Moscow summit ‘last chance’ to resolve gas crisis: EU

January 17th, 2009 - 3:43 am ICT by IANS  

Brussels/Moscow/Kiev/Berlin, Jan 17 (DPA) Saturday’s gas summit between Russia and Ukraine is the “last and best chance” for both sides to salvage their reputation as reliable suppliers, the European Union (EU) said Friday as it faced another freezing week.Russia warned European leaders they must attend the Moscow summit if they cared to see gas flow renewed because bilateral talks would no longer suffices.

“Unfortunately, this issue has gotten beyond bilateral relation,” Russian President Dmitry Medvedev was quoted by news agency Interfax as saying.

And there was no sign of the mutual acrimony softening ahead of the sensitive summit, with Medvedev declaring its aim as the prevention of “illegal attempts to block the transit of energy resources.”

And Ukrainian President Viktor Yushchenko Friday did his utmost to pull to beat Russia to the punch, announcing early Friday the heads of state of Poland, Lithuania, Slovakia, and Moldova would meet in Kiev for a blitz energy summit of his own.

Saturday, Russian Prime Minister Vladimir Putin, who was in Germany ahead of the summit, is to sit for face-to-face talks with Ukraine’s Prime Minister Yulia Tymoshenko in the highest-level meeting between both sides locked in a contractual dispute since January 1.

German Chancellor Angela Merkel is expected to urge Russia to adhere to its contractual obligations and resolve its dispute with Ukraine as soon as possible when she meets with Putin in Berlin, a government spokesman said.

A consortium of European energy firms were reviewing a proposal by Italy to pay for an initial boost in gas flows necessary to re-pressurize the pipelines and restore gas to Europe.

Germany’s E.ON Ruhrgas, France’s Gaz de France have joined ENI in the proposal and talks were underway with three other European energy firms, Gazprom deputy chief Alexander Medvedev said Friday.

The consortium’s proposal would allow Kiev and Moscow to bypass the question of who should pay for the “technical gas” needed to jump star supplies - a main sticking point in their dispute.

The leaders of the Balkan nations, most suffering for the gas shortages, redoubled their entreaties to get the gas pumping.

But their desperate efforts contrasted with the skeptical attitude in Brussels to the Russian invitation, with French President Nicolas Sarkozy declaring he would not be travelling to Moscow.

“We consider that as Russian and Ukraine are not complying with their obligations for gas deliveries the conditions for a summit are insufficient,” French Foreign Ministry spokesman Eric Chevallier said late Thursday.

The Czech EU presidency said it would attend the summit, but reserved harsh judgment of both parties, saying they had “irrevocably” damaged their credibility.

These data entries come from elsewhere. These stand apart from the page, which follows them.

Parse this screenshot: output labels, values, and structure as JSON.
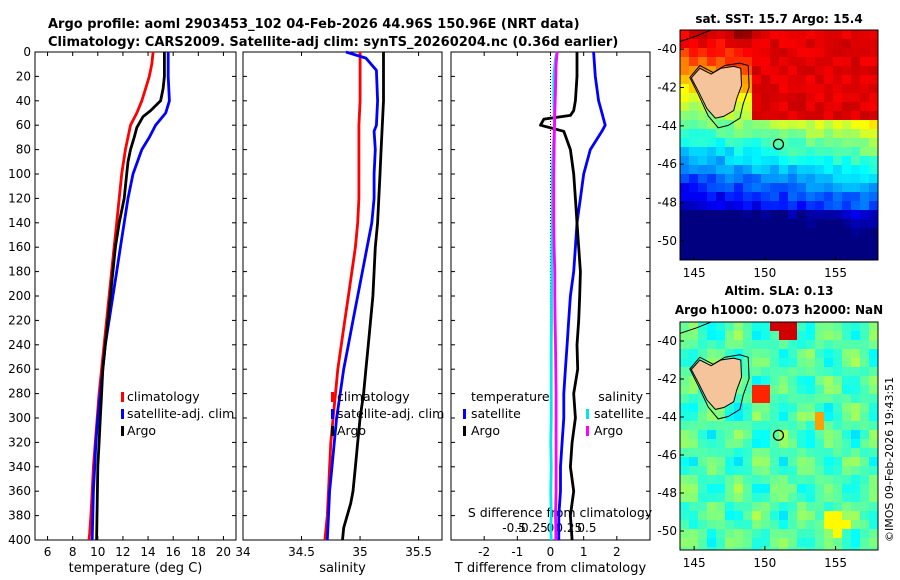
{
  "header": {
    "line1": "Argo profile: aoml 2903453_102 04-Feb-2026 44.96S 150.96E (NRT data)",
    "line2": "Climatology: CARS2009. Satellite-adj clim: synTS_20260204.nc (0.36d earlier)"
  },
  "watermark": "©IMOS 09-Feb-2026 19:43:51",
  "colors": {
    "red": "#ff0000",
    "blue": "#0000ff",
    "black": "#000000",
    "cyan": "#00e5ee",
    "magenta": "#ff00ff",
    "land": "#f5c49a"
  },
  "chart_data": [
    {
      "type": "line",
      "title": "",
      "xlabel": "temperature (deg C)",
      "ylabel": "",
      "xlim": [
        5,
        21
      ],
      "ylim": [
        400,
        0
      ],
      "xticks": [
        6,
        8,
        10,
        12,
        14,
        16,
        18,
        20
      ],
      "xtick_labels": [
        "6",
        "8",
        "10",
        "12",
        "14",
        "16",
        "18",
        "20"
      ],
      "yticks": [
        0,
        20,
        40,
        60,
        80,
        100,
        120,
        140,
        160,
        180,
        200,
        220,
        240,
        260,
        280,
        300,
        320,
        340,
        360,
        380,
        400
      ],
      "ytick_labels": [
        "0",
        "20",
        "40",
        "60",
        "80",
        "100",
        "120",
        "140",
        "160",
        "180",
        "200",
        "220",
        "240",
        "260",
        "280",
        "300",
        "320",
        "340",
        "360",
        "380",
        "400"
      ],
      "legend": [
        "climatology",
        "satellite-adj. clim",
        "Argo"
      ],
      "series": [
        {
          "name": "climatology",
          "color": "#ff0000",
          "x": [
            14.4,
            14.3,
            14.1,
            13.8,
            13.5,
            13.1,
            12.6,
            12.2,
            11.9,
            11.7,
            11.5,
            11.3,
            11.1,
            10.9,
            10.7,
            10.5,
            10.3,
            10.1,
            9.95,
            9.8,
            9.65,
            9.55,
            9.45,
            9.35,
            9.3
          ],
          "y": [
            0,
            10,
            20,
            30,
            40,
            50,
            60,
            80,
            100,
            120,
            140,
            160,
            180,
            200,
            220,
            240,
            260,
            280,
            300,
            320,
            340,
            360,
            380,
            395,
            400
          ]
        },
        {
          "name": "satellite-adj. clim",
          "color": "#0000ff",
          "x": [
            15.6,
            15.6,
            15.6,
            15.7,
            15.4,
            14.6,
            14.1,
            13.5,
            12.8,
            12.4,
            12.1,
            11.8,
            11.5,
            11.2,
            10.9,
            10.6,
            10.4,
            10.2,
            10.0,
            9.85,
            9.75,
            9.65,
            9.6,
            9.55
          ],
          "y": [
            0,
            10,
            20,
            40,
            50,
            60,
            70,
            80,
            100,
            120,
            140,
            160,
            180,
            200,
            220,
            240,
            260,
            280,
            300,
            320,
            340,
            360,
            380,
            400
          ]
        },
        {
          "name": "Argo",
          "color": "#000000",
          "x": [
            15.3,
            15.3,
            15.3,
            15.2,
            15.0,
            14.2,
            13.6,
            13.1,
            12.9,
            12.6,
            12.4,
            12.3,
            12.1,
            11.7,
            11.4,
            11.2,
            11.0,
            10.8,
            10.6,
            10.4,
            10.3,
            10.2,
            10.1,
            10.0,
            9.95,
            9.9
          ],
          "y": [
            0,
            10,
            20,
            30,
            40,
            48,
            53,
            62,
            70,
            80,
            90,
            100,
            120,
            140,
            160,
            180,
            200,
            220,
            240,
            260,
            280,
            300,
            320,
            340,
            370,
            400
          ]
        }
      ]
    },
    {
      "type": "line",
      "title": "",
      "xlabel": "salinity",
      "ylabel": "",
      "xlim": [
        34,
        35.7
      ],
      "ylim": [
        400,
        0
      ],
      "xticks": [
        34,
        34.5,
        35,
        35.5
      ],
      "xtick_labels": [
        "34",
        "34.5",
        "35",
        "35.5"
      ],
      "legend": [
        "climatology",
        "satellite-adj. clim",
        "Argo"
      ],
      "series": [
        {
          "name": "climatology",
          "color": "#ff0000",
          "x": [
            35.0,
            35.0,
            35.0,
            34.99,
            34.99,
            34.99,
            34.99,
            34.99,
            34.98,
            34.96,
            34.93,
            34.9,
            34.87,
            34.84,
            34.81,
            34.79,
            34.77,
            34.75,
            34.74,
            34.73,
            34.72,
            34.71,
            34.7
          ],
          "y": [
            0,
            20,
            40,
            60,
            80,
            100,
            110,
            120,
            140,
            160,
            180,
            200,
            220,
            240,
            260,
            280,
            300,
            320,
            340,
            360,
            380,
            390,
            400
          ]
        },
        {
          "name": "satellite-adj. clim",
          "color": "#0000ff",
          "x": [
            34.88,
            35.05,
            35.14,
            35.15,
            35.14,
            35.12,
            35.13,
            35.12,
            35.12,
            35.1,
            35.06,
            35.02,
            34.98,
            34.94,
            34.9,
            34.86,
            34.83,
            34.8,
            34.78,
            34.76,
            34.74,
            34.73,
            34.72
          ],
          "y": [
            0,
            5,
            15,
            40,
            60,
            65,
            80,
            100,
            120,
            140,
            160,
            180,
            200,
            220,
            240,
            260,
            280,
            300,
            320,
            340,
            360,
            380,
            400
          ]
        },
        {
          "name": "Argo",
          "color": "#000000",
          "x": [
            35.2,
            35.2,
            35.2,
            35.19,
            35.18,
            35.17,
            35.16,
            35.15,
            35.13,
            35.12,
            35.11,
            35.09,
            35.07,
            35.05,
            35.03,
            35.0,
            34.98,
            34.96,
            34.94,
            34.92,
            34.89,
            34.86,
            34.85
          ],
          "y": [
            0,
            20,
            40,
            60,
            80,
            100,
            120,
            140,
            160,
            180,
            200,
            220,
            240,
            260,
            280,
            300,
            320,
            340,
            360,
            370,
            380,
            390,
            400
          ]
        }
      ]
    },
    {
      "type": "line",
      "title": "",
      "xlabel": "T difference from climatology",
      "top_label": "S difference from climatology",
      "xlim": [
        -3,
        3
      ],
      "ylim": [
        400,
        0
      ],
      "xticks": [
        -2,
        -1,
        0,
        1,
        2
      ],
      "xtick_labels": [
        "-2",
        "-1",
        "0",
        "1",
        "2"
      ],
      "top_ticks": [
        -0.5,
        -0.25,
        0,
        0.25,
        0.5
      ],
      "top_tick_labels": [
        "-0.5",
        "-0.25",
        "0",
        "0.25",
        "0.5"
      ],
      "legend_groups": [
        {
          "title": "temperature",
          "entries": [
            "satellite",
            "Argo"
          ]
        },
        {
          "title": "salinity",
          "entries": [
            "satellite",
            "Argo"
          ]
        }
      ],
      "series": [
        {
          "name": "temperature satellite",
          "color": "#0000ff",
          "x": [
            1.3,
            1.35,
            1.45,
            1.5,
            1.65,
            1.55,
            1.2,
            1.0,
            0.9,
            0.8,
            0.75,
            0.7,
            0.6,
            0.55,
            0.5,
            0.45,
            0.4,
            0.4,
            0.35,
            0.3,
            0.3,
            0.25,
            0.25
          ],
          "y": [
            0,
            20,
            40,
            45,
            60,
            65,
            80,
            100,
            120,
            140,
            160,
            180,
            200,
            220,
            240,
            260,
            280,
            300,
            320,
            340,
            360,
            380,
            400
          ]
        },
        {
          "name": "temperature Argo",
          "color": "#000000",
          "x": [
            0.8,
            0.8,
            0.75,
            0.7,
            0.6,
            -0.2,
            -0.3,
            0.4,
            0.6,
            0.7,
            0.75,
            0.8,
            0.85,
            0.9,
            0.88,
            0.85,
            0.8,
            0.82,
            0.7,
            0.75,
            0.65,
            0.6,
            0.7,
            0.6,
            0.65
          ],
          "y": [
            0,
            20,
            40,
            48,
            52,
            55,
            60,
            65,
            80,
            100,
            120,
            140,
            160,
            180,
            200,
            220,
            240,
            260,
            280,
            300,
            320,
            340,
            360,
            380,
            400
          ]
        },
        {
          "name": "salinity satellite",
          "color": "#00e5ee",
          "x": [
            0.2,
            0.15,
            0.1,
            0.1,
            0.12,
            0.08,
            0.05,
            0.06,
            0.05,
            0.04,
            0.04,
            0.03,
            0.03,
            0.02,
            0.02,
            0.02,
            0.02,
            0.01,
            0.02,
            0.01,
            0.02,
            0.01,
            0.02
          ],
          "y": [
            0,
            5,
            20,
            40,
            60,
            80,
            100,
            120,
            140,
            160,
            180,
            200,
            220,
            240,
            260,
            280,
            300,
            320,
            340,
            360,
            380,
            390,
            400
          ]
        },
        {
          "name": "salinity Argo",
          "color": "#ff00ff",
          "x": [
            0.2,
            0.17,
            0.15,
            0.12,
            0.11,
            0.1,
            0.1,
            0.1,
            0.11,
            0.13,
            0.13,
            0.14,
            0.15,
            0.16,
            0.17,
            0.17,
            0.17,
            0.17,
            0.17,
            0.16,
            0.15,
            0.16,
            0.16
          ],
          "y": [
            0,
            10,
            30,
            60,
            80,
            100,
            120,
            140,
            160,
            180,
            200,
            220,
            240,
            260,
            280,
            300,
            320,
            340,
            360,
            370,
            380,
            390,
            400
          ]
        }
      ]
    },
    {
      "type": "heatmap",
      "title": "sat. SST: 15.7 Argo: 15.4",
      "xlim": [
        144,
        158
      ],
      "ylim": [
        -51,
        -39
      ],
      "xticks": [
        145,
        150,
        155
      ],
      "xtick_labels": [
        "145",
        "150",
        "155"
      ],
      "yticks": [
        -40,
        -42,
        -44,
        -46,
        -48,
        -50
      ],
      "ytick_labels": [
        "-40",
        "-42",
        "-44",
        "-46",
        "-48",
        "-50"
      ],
      "float_position": [
        150.96,
        -44.96
      ]
    },
    {
      "type": "heatmap",
      "title_line1": "Altim. SLA: 0.13",
      "title_line2": "Argo h1000: 0.073 h2000: NaN",
      "xlim": [
        144,
        158
      ],
      "ylim": [
        -51,
        -39
      ],
      "xticks": [
        145,
        150,
        155
      ],
      "xtick_labels": [
        "145",
        "150",
        "155"
      ],
      "yticks": [
        -40,
        -42,
        -44,
        -46,
        -48,
        -50
      ],
      "ytick_labels": [
        "-40",
        "-42",
        "-44",
        "-46",
        "-48",
        "-50"
      ],
      "float_position": [
        150.96,
        -44.96
      ]
    }
  ]
}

“I wish that the discussion in the EU would no longer be about bilateral agreements but about a common European policy … it indicates a need to lower dependence,” Czech Prime Minister Mirek Topolanek said Friday.

“How much more serious will this crisis become?,” Bulgarian President Georgi Parvanov said in a speech backing a new EU energy policy amid the ongoing gas dispute.

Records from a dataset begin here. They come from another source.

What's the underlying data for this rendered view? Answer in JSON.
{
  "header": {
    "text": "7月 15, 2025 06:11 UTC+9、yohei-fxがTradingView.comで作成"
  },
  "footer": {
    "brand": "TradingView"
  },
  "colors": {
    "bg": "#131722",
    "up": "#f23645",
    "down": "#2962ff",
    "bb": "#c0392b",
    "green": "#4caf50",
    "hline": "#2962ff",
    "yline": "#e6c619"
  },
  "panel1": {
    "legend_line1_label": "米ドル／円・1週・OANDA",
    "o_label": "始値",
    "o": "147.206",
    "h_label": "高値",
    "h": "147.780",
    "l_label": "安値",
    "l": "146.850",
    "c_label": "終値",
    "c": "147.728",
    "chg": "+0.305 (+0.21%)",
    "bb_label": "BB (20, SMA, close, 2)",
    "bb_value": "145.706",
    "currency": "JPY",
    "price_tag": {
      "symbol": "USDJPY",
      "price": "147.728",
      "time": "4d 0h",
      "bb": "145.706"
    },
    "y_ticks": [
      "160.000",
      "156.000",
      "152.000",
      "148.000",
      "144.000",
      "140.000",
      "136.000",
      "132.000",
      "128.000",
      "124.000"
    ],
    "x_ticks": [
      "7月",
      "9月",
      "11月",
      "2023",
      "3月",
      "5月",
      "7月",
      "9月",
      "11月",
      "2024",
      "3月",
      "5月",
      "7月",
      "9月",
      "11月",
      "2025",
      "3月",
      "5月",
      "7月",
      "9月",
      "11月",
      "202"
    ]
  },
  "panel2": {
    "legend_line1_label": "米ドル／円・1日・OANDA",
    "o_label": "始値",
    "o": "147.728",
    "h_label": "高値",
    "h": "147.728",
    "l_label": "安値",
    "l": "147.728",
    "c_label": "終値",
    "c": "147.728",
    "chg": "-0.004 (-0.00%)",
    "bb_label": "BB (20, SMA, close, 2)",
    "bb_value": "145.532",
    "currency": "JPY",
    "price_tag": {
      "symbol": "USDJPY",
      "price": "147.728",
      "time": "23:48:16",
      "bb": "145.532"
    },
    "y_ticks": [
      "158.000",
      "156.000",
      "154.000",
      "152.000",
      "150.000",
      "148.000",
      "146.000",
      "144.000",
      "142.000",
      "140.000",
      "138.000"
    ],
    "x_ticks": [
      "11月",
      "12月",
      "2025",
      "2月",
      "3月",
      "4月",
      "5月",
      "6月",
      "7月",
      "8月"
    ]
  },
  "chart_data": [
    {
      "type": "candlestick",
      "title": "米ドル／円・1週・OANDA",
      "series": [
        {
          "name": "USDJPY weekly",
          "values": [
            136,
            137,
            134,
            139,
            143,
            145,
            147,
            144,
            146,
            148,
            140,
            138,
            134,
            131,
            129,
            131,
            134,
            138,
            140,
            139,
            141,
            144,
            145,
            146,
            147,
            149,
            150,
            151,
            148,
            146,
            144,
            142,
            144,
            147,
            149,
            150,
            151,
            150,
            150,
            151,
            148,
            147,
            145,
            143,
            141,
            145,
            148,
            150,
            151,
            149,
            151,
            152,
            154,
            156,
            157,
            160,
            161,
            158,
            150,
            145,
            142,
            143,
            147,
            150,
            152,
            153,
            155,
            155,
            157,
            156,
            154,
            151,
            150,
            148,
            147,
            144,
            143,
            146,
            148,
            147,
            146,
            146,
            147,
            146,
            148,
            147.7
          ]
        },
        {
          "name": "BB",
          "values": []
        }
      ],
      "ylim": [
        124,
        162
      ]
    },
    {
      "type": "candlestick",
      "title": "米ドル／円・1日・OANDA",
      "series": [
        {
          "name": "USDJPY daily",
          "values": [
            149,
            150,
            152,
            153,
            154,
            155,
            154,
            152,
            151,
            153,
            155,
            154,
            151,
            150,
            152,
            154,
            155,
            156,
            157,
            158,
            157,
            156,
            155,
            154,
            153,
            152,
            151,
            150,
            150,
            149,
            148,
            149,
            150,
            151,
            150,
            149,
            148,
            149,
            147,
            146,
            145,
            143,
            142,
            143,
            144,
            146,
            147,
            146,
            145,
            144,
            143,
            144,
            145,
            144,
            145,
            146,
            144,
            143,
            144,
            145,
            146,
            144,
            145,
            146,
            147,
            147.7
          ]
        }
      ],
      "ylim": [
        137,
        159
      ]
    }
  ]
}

Slovak Prime Minister Robert Fico - who has said his country will be forced to drastic measures if his country is still starved of gas in 10 days - showed willingness to strike separate deals at Saturday’s summit.

“If it is possible, I would favor finding an effective solution for securing gas (for Slovakia),” Fico said.

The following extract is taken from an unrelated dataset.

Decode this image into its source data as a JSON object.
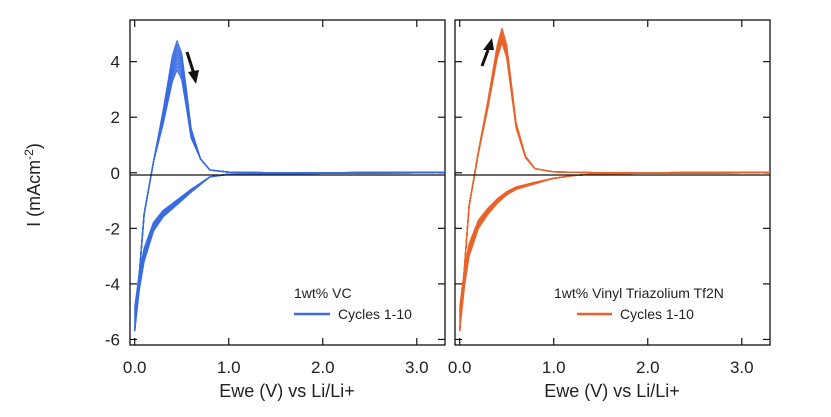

Bulgaria, which is 95 percent dependent on Russia for gas, and Slovakia have born the brunt of the gas cut-off being forced to shut factories and seek alternative emergency energy deliveries as thousands of homes were left without heat.

Russia cut all supplies of gas to Ukraine on Jan 7, accusing Kiev of siphoning off deliveries to Europe, 80 percent of which travel through its pipelines.

The cut off in supplies of Russian gas has already bled stocks in western Europe, according to data from Gas Storage Europe (GSE), a Brussels-based organization of the industry, Friday.

Stocks in Germany, which relies on Russia for 37 percent of its gas, stood at 59 percent full as of Monday. Feeding the stand-off are long-simmering political tension between the two post-Soviet neighbours.

Moscow resents moves by Ukraine’s pro-Western president, Yushchenko, to join NATO and its support for Georgia during that country’s war with Russia in August.

And as the current crisis increased the bad blood between Kiev and Moscow, the two are farther than ever from reaching a compromise for Ukraine’s own gas deliveries in 2009.

Gazprom now demands Kiev pay $450 per 1,000 cubic metres for gas in 2009, closer to EU prices but up from $179.5 last year. It still claims a $614-million debt for late payments.

And it maintains that Kiev should cover the near $1-billion cost of the “technical gas” to restart on-shipments.

Analysts say these will be hard blows for Ukraine’s near bankrupt economy to suffer, and with sufficient gas reserves for a few months yet, it will have no impetuous to drive for a direct resolution that could produce high bills.